Citi notes that intra-Asia trade corridors have the potential to pick up slack from China and U.S. supply chains that may be threatened.
“This region represents a much bigger opportunity as it is currently under-penetrated,” said Johanna Chua, head of Asia Pacific Economic Analysis at Citi. “Industries are well developed, but the long-term savings industry and asset management is not. So we’re seeing bigger allocations towards Asia from fund managers.”
Philippine equities are underweight in Citi’s global equity allocation due to broad-based, cyclical upswings and the performance of other economies, explained Chua. But recent data has been good, given increased government spending and the peso stabilizing. “There’s a lot of traction growth,” Chua said. “The growth story is there.”
To spur further growth, Citi says the key is more foreign direct investments. “We need more FDI. The Philippines is still conservative with regards to foreign financing,” Chua said.
Infrastructure is seen as a key growth driver, especially the government’s ongoing ‘Build, Build, Build’ program.

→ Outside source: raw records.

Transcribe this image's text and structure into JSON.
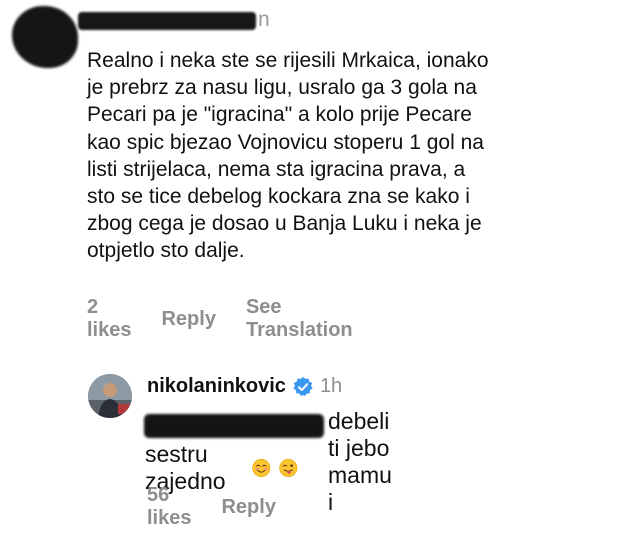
{
  "comment": {
    "username_suffix": "n",
    "text": "Realno i neka ste se rijesili Mrkaica, ionako\nje prebrz za nasu ligu, usralo ga 3 gola na\nPecari pa je \"igracina\" a kolo prije Pecare\nkao spic bjezao Vojnovicu stoperu 1 gol na\nlisti strijelaca, nema sta igracina prava, a\nsto se tice debelog kockara zna se kako i\nzbog cega je dosao u Banja Luku i neka je\notpjetlo sto dalje.",
    "likes": "2 likes",
    "reply_label": "Reply",
    "translate_label": "See Translation"
  },
  "reply": {
    "username": "nikolaninkovic",
    "time": "1h",
    "text_line1": "debeli ti jebo mamu i",
    "text_line2": "sestru zajedno",
    "emojis": [
      "smiling-blush-emoji",
      "winking-tongue-emoji"
    ],
    "likes": "56 likes",
    "reply_label": "Reply",
    "verified_color": "#3897f0"
  }
}
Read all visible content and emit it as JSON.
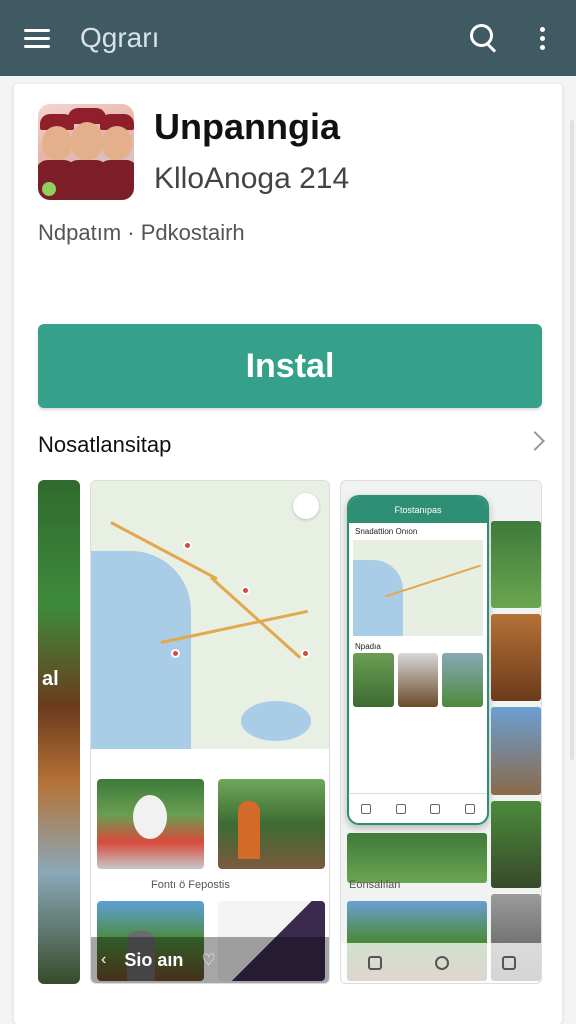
{
  "topbar": {
    "title": "Qgrarı",
    "menu_icon": "hamburger-menu-icon",
    "search_icon": "search-icon",
    "more_icon": "more-vertical-icon",
    "color": "#3f5a63"
  },
  "app": {
    "name": "Unpanngia",
    "developer": "KlloAnoga 214",
    "meta": "Ndpatım · Pdkostairh",
    "icon": "app-icon"
  },
  "install": {
    "label": "Instal",
    "color": "#35a18b"
  },
  "screenshots_section": {
    "title": "Nosatlansitap",
    "chevron_icon": "chevron-right-icon",
    "shot1_label": "al",
    "shot2_caption": "Fontı ö Fepostis",
    "shot2_bottom_label": "Sio aın",
    "shot3_phone_title": "Ftostanıpas",
    "shot3_phone_subtitle": "Snadattion Onıon",
    "shot3_phone_section": "Npadıa",
    "shot3_caption": "Eonsalılan"
  }
}
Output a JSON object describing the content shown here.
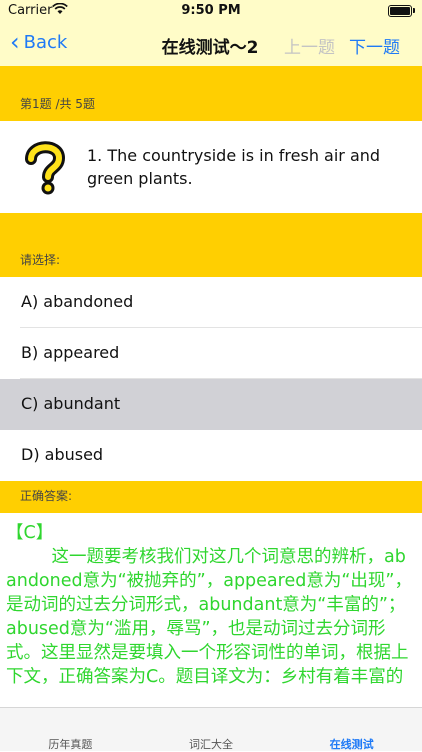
{
  "status_bar": {
    "carrier": "Carrier",
    "time": "9:50 PM"
  },
  "nav": {
    "back_label": "Back",
    "title": "在线测试～2",
    "prev_label": "上一题",
    "next_label": "下一题"
  },
  "question_progress": "第1题 /共 5题",
  "question": {
    "text": "1. The countryside is in fresh air and green plants."
  },
  "options_header": "请选择:",
  "options": [
    {
      "label": "A) abandoned",
      "selected": false
    },
    {
      "label": "B) appeared",
      "selected": false
    },
    {
      "label": "C) abundant",
      "selected": true
    },
    {
      "label": "D) abused",
      "selected": false
    }
  ],
  "answer_header": "正确答案:",
  "answer": {
    "label": "【C】",
    "text": "这一题要考核我们对这几个词意思的辨析，abandoned意为“被抛弃的”，appeared意为“出现”，是动词的过去分词形式，abundant意为“丰富的”；abused意为“滥用，辱骂”，也是动词过去分词形式。这里显然是要填入一个形容词性的单词，根据上下文，正确答案为C。题目译文为：乡村有着丰富的"
  },
  "tabs": [
    {
      "label": "历年真题",
      "active": false
    },
    {
      "label": "词汇大全",
      "active": false
    },
    {
      "label": "在线测试",
      "active": true
    }
  ],
  "colors": {
    "accent_yellow": "#ffcf01",
    "nav_bg": "#fffcc8",
    "link_blue": "#1f7af6",
    "answer_green": "#2fd62f",
    "selected_gray": "#d1d1d6"
  }
}
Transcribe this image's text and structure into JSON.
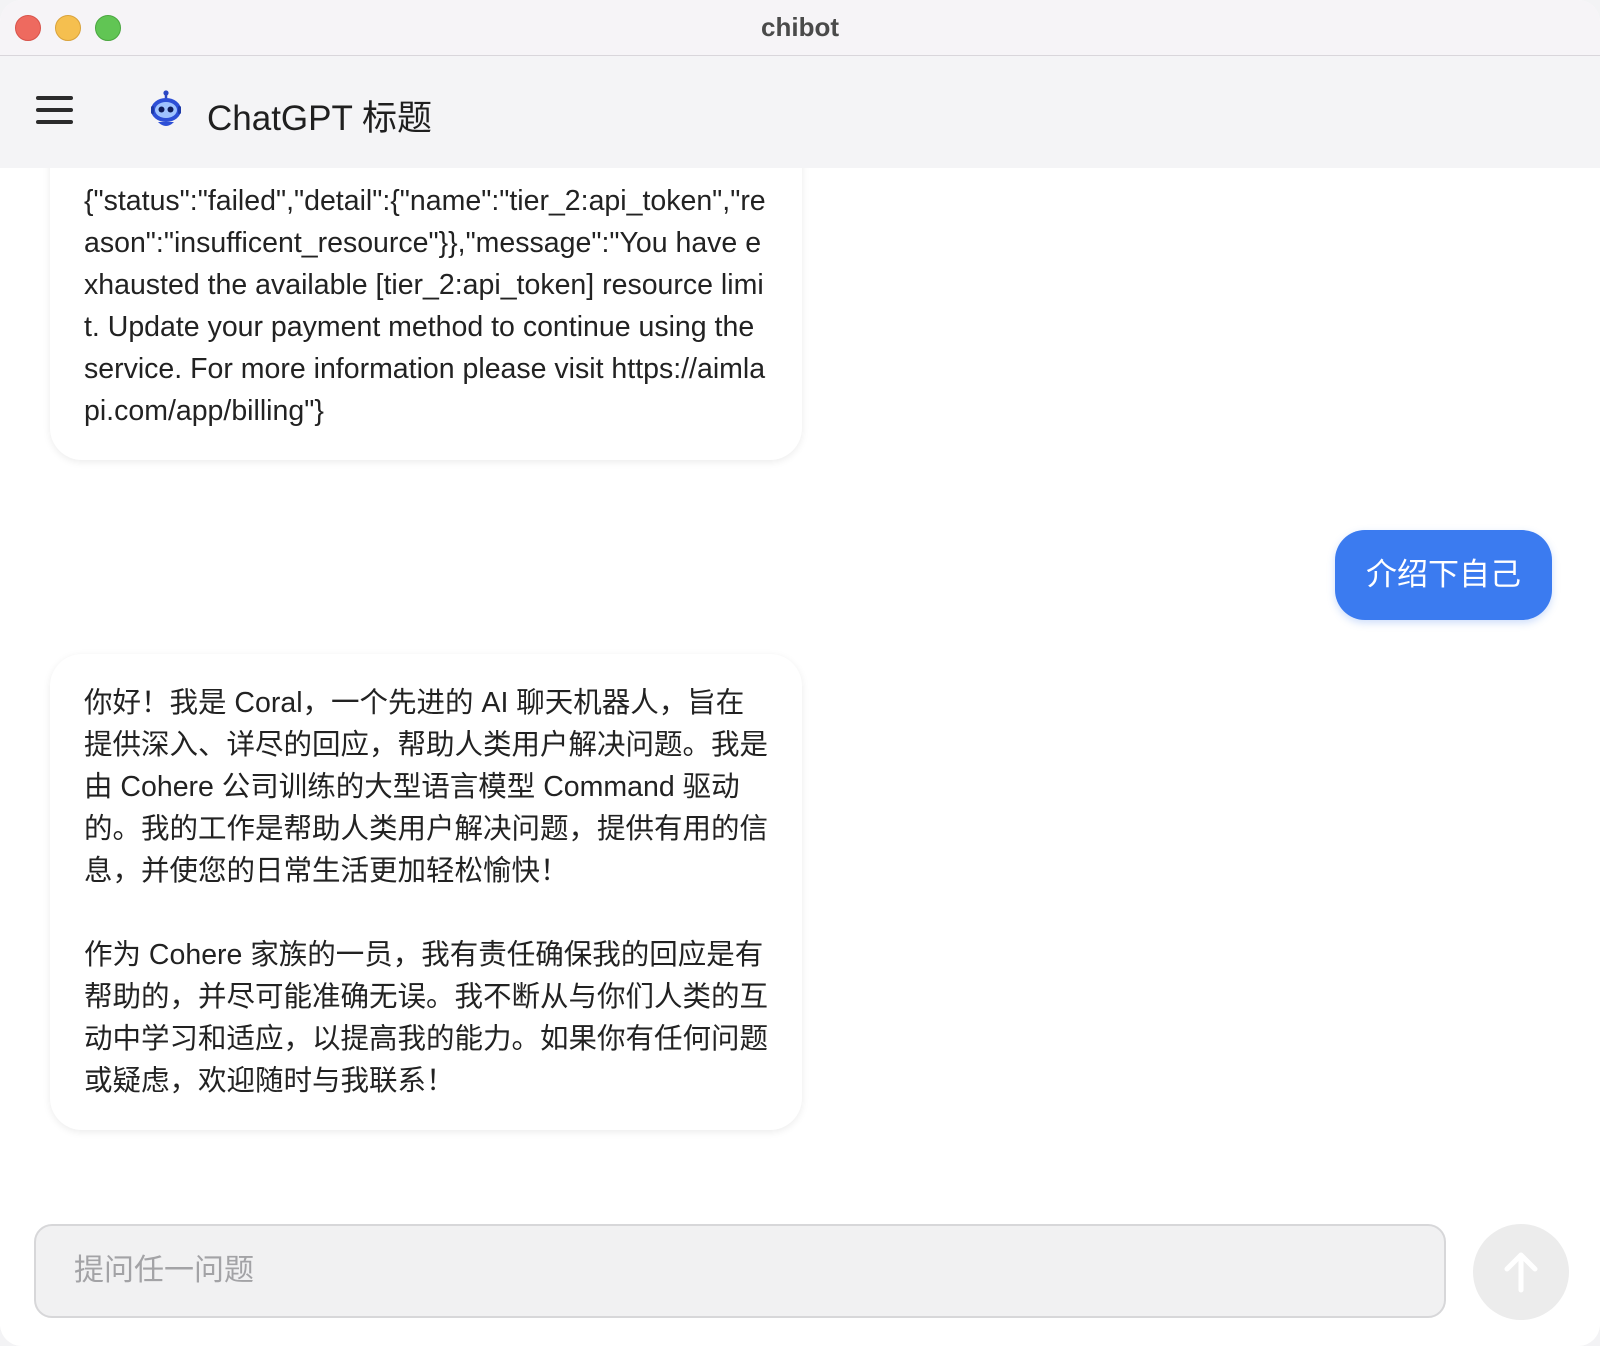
{
  "window": {
    "title": "chibot"
  },
  "header": {
    "menu_icon": "hamburger-menu-icon",
    "logo_icon": "robot-icon",
    "title": "ChatGPT 标题"
  },
  "messages": [
    {
      "role": "assistant",
      "text": "{\"status\":\"failed\",\"detail\":{\"name\":\"tier_2:api_token\",\"reason\":\"insufficent_resource\"}},\"message\":\"You have exhausted the available [tier_2:api_token] resource limit. Update your payment method to continue using the service. For more information please visit https://aimlapi.com/app/billing\"}"
    },
    {
      "role": "user",
      "text": "介绍下自己"
    },
    {
      "role": "assistant",
      "text": "你好！我是 Coral，一个先进的 AI 聊天机器人，旨在提供深入、详尽的回应，帮助人类用户解决问题。我是由 Cohere 公司训练的大型语言模型 Command 驱动的。我的工作是帮助人类用户解决问题，提供有用的信息，并使您的日常生活更加轻松愉快！\n\n作为 Cohere 家族的一员，我有责任确保我的回应是有帮助的，并尽可能准确无误。我不断从与你们人类的互动中学习和适应，以提高我的能力。如果你有任何问题或疑虑，欢迎随时与我联系！"
    }
  ],
  "composer": {
    "placeholder": "提问任一问题",
    "value": "",
    "send_icon": "arrow-up-icon"
  },
  "colors": {
    "accent": "#3b7bf0",
    "titlebar": "#f6f4f7",
    "appbar": "#f4f4f6"
  }
}
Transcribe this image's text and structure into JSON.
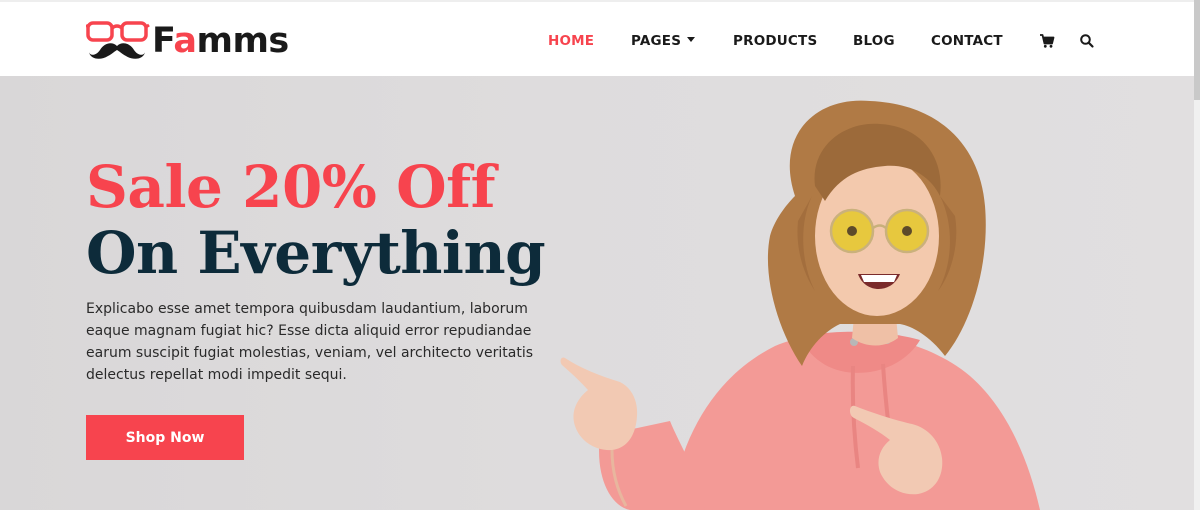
{
  "brand": {
    "name_start": "F",
    "name_accent": "a",
    "name_end": "mms",
    "accent_color": "#f7444e"
  },
  "nav": {
    "items": [
      {
        "label": "HOME",
        "active": true
      },
      {
        "label": "PAGES",
        "dropdown": true
      },
      {
        "label": "PRODUCTS"
      },
      {
        "label": "BLOG"
      },
      {
        "label": "CONTACT"
      }
    ],
    "cart_icon": "cart-icon",
    "search_icon": "search-icon"
  },
  "hero": {
    "headline_line1": "Sale 20% Off",
    "headline_line2": "On Everything",
    "description": "Explicabo esse amet tempora quibusdam laudantium, laborum eaque magnam fugiat hic? Esse dicta aliquid error repudiandae earum suscipit fugiat molestias, veniam, vel architecto veritatis delectus repellat modi impedit sequi.",
    "cta_label": "Shop Now",
    "headline_color_1": "#f7444e",
    "headline_color_2": "#0d2b3a"
  }
}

Additional growth drivers include services exports such as tourism, manufacturing with preferential tax treatments, and agricultural development and energy.
“As the contracts of the IPPs (Independent Power Producers) expire in 2020, power and energy will potentially be huge growth drivers for the Philippine economy,” said Paul A. Favila, head of Markets and Securities Services.
Overall, Citi explained that last year was a good year for everybody and moving forward, 2018 is progressing well. “There are a lot of good things going for the Philippines,” said Chua. “It’s one of the only economies without any fuel subsidies and domestic demand story in the Philippines has traction, especially on the investment side.”
Citi’s GDP growth projection for the Philippine economy is 6.9% in 2018.